Stop. Think. Connect.

This is really the base part of all security – before doing a thing, stop a moment. Think about whether it’s a good thing to do, or has negative consequences you hadn’t considered. Connect with other people to find out what they think.

I’ll finish tonight with some examples where stopping a moment to think, and connecting with others to pool knowledge, will improve your safety and security online. More tomorrow.

Example: passwords

The most common password is “12345678”, or “password”. This means that many people are using that simple a password. Many more people are using more secure passwords, but they still make mistakes that could be prevented with a little thought.

Passwords leak – either from their owners, or from the systems that use those passwords to recognise the owners.

When they do, those passwords – and data associated with them – can then be used to log on to other sites those same owners have visited. Either because their passwords are the same, or because they are easily predicted. If my password at Adobe is “This is my Adobe password”, well, that’s strong(ish), but it also gives a hint as to what my Amazon password is – and when you crack the Adobe password leak (that’s already available), you might be able to log on to my Amazon account.

Creating unique passwords – and yes, writing them down (or better still, storing them in a password manager), and keeping them safe – allows you to ensure that leaks of your passwords don’t spread to your other accounts.

Example: Twitter and Facebook

There are exciting events which happen to us every day, and which we want to share with others.

That’s great, and it’s what Twitter and Facebook are there FOR. All kinds of social media available for you to share information with your friends.

Unfortunately, it’s also where a whole lot of bad people hang out – and some of those bad people are, unfortunately, your friends and family.

Be careful what you share, and if you’re sharing about others, get their permission too.

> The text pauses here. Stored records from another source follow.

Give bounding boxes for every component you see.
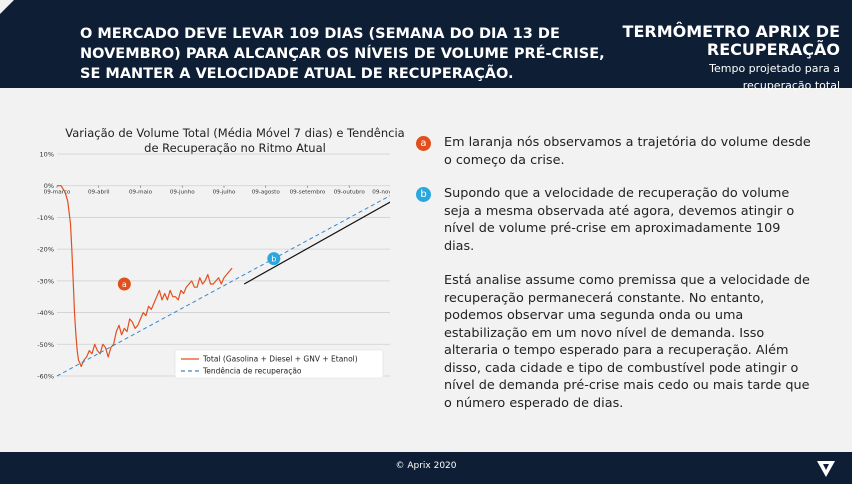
legend-entry: Tendência de recuperação xyxy=(202,367,302,376)
note-b: b Supondo que a velocidade de recuperaçã… xyxy=(414,185,814,255)
x-tick-label: 09-março xyxy=(44,190,71,196)
brand-title: TERMÔMETRO APRIX DE RECUPERAÇÃO xyxy=(622,22,840,59)
y-tick-label: -30% xyxy=(37,277,54,285)
x-tick-label: 09-setembro xyxy=(290,190,326,196)
annotation-label: b xyxy=(271,255,276,264)
footer-bar: © Aprix 2020 xyxy=(0,452,852,484)
annotation-b: b xyxy=(267,252,281,266)
chart-title: Variação de Volume Total (Média Móvel 7 … xyxy=(65,126,405,155)
total-series-line xyxy=(57,185,233,368)
legend-entry: Total (Gasolina + Diesel + GNV + Etanol) xyxy=(202,355,358,364)
x-tick-label: 09-julho xyxy=(213,190,236,196)
copyright: © Aprix 2020 xyxy=(395,461,457,471)
x-tick-label: 09-novembro xyxy=(372,190,390,196)
x-tick-label: 09-maio xyxy=(129,190,153,196)
annotation-badge xyxy=(267,252,281,266)
notes-panel: a Em laranja nós observamos a trajetória… xyxy=(414,134,814,412)
annotation-label: a xyxy=(122,280,127,289)
x-tick-label: 09-junho xyxy=(170,190,195,196)
badge-a: a xyxy=(416,136,431,151)
legend-box xyxy=(174,349,384,379)
annotation-badge xyxy=(117,277,131,291)
y-tick-label: 0% xyxy=(44,182,54,190)
note-a: a Em laranja nós observamos a trajetória… xyxy=(414,134,814,169)
volume-chart: 10% 0% -10% -20% -30% -40% -50% -60% 09-março 09-… xyxy=(37,151,390,381)
header-bar: O MERCADO DEVE LEVAR 109 DIAS (SEMANA DO… xyxy=(0,0,852,92)
note-b-text: Supondo que a velocidade de recuperação … xyxy=(444,186,795,254)
headline: O MERCADO DEVE LEVAR 109 DIAS (SEMANA DO… xyxy=(80,26,605,82)
x-tick-label: 09-agosto xyxy=(252,190,281,196)
annotation-a: a xyxy=(117,277,131,291)
y-tick-label: -20% xyxy=(37,246,54,254)
projection-line xyxy=(243,201,390,285)
y-tick-label: 10% xyxy=(40,151,54,159)
x-tick-label: 09-outubro xyxy=(334,190,366,196)
note-paragraph: Está analise assume como premissa que a … xyxy=(444,273,810,411)
y-tick-label: -10% xyxy=(37,214,54,222)
y-tick-label: -50% xyxy=(37,341,54,349)
aprix-logo-icon xyxy=(817,461,835,477)
y-tick-label: -40% xyxy=(37,309,54,317)
y-tick-label: -60% xyxy=(37,373,54,381)
brand-subtitle: Tempo projetado para a recuperação total xyxy=(709,62,840,92)
legend: Total (Gasolina + Diesel + GNV + Etanol)… xyxy=(174,349,384,379)
badge-b: b xyxy=(416,187,431,202)
note-a-text: Em laranja nós observamos a trajetória d… xyxy=(444,135,811,168)
header-corner-cut xyxy=(0,0,14,14)
trend-series-line xyxy=(56,195,390,377)
x-tick-label: 09-abril xyxy=(88,190,110,196)
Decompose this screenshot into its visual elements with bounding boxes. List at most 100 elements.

If you’re sharing about children, contemplate that there are predators out there looking for the information you may be giving out. There’s one living just up the road, I can assure you. They’re almost certainly safely withdrawn, and you’re protected from them by natural barriers and instincts. But you have none of those instincts on Facebook unless you stop, think and connect.

So don’t post addresses, locations, your child’s phone number, and really limit things like names of children, friends, pets, teachers, etc – imagine that someone will use that as ‘proof’ to your child of their safety. “It’s OK, I was sent by Aunt Josie, who’s waiting for you to come and see Dobbie the cat”

Example: shared accounts

Bob’s going off on vacation for a month.

Lucky Bob.

Just in case, while he’s gone, he’s left you his password, so that you can log on and access various files.

Two months later, and the office gets raided by the police. They’ve traced a child porn network to your company. To Bob.

Well, actually, to Bob and to you, because the system can’t tell the difference between Bob and you.

Don’t share accounts. Make Bob learn (with the IT department’s help) how to share portions of his networked files appropriately. It’s really not all that hard.

Example: software development

I develop software. The first thing I write is always a basic proof of concept.

The second thing I write – well, who’s got time for a second thing?

Make notes in comments every time you skip a security decision, and make those notes in such a way that you can revisit them and address them – or at least, count them – prior to release, so that you know how badly you’re in the mess.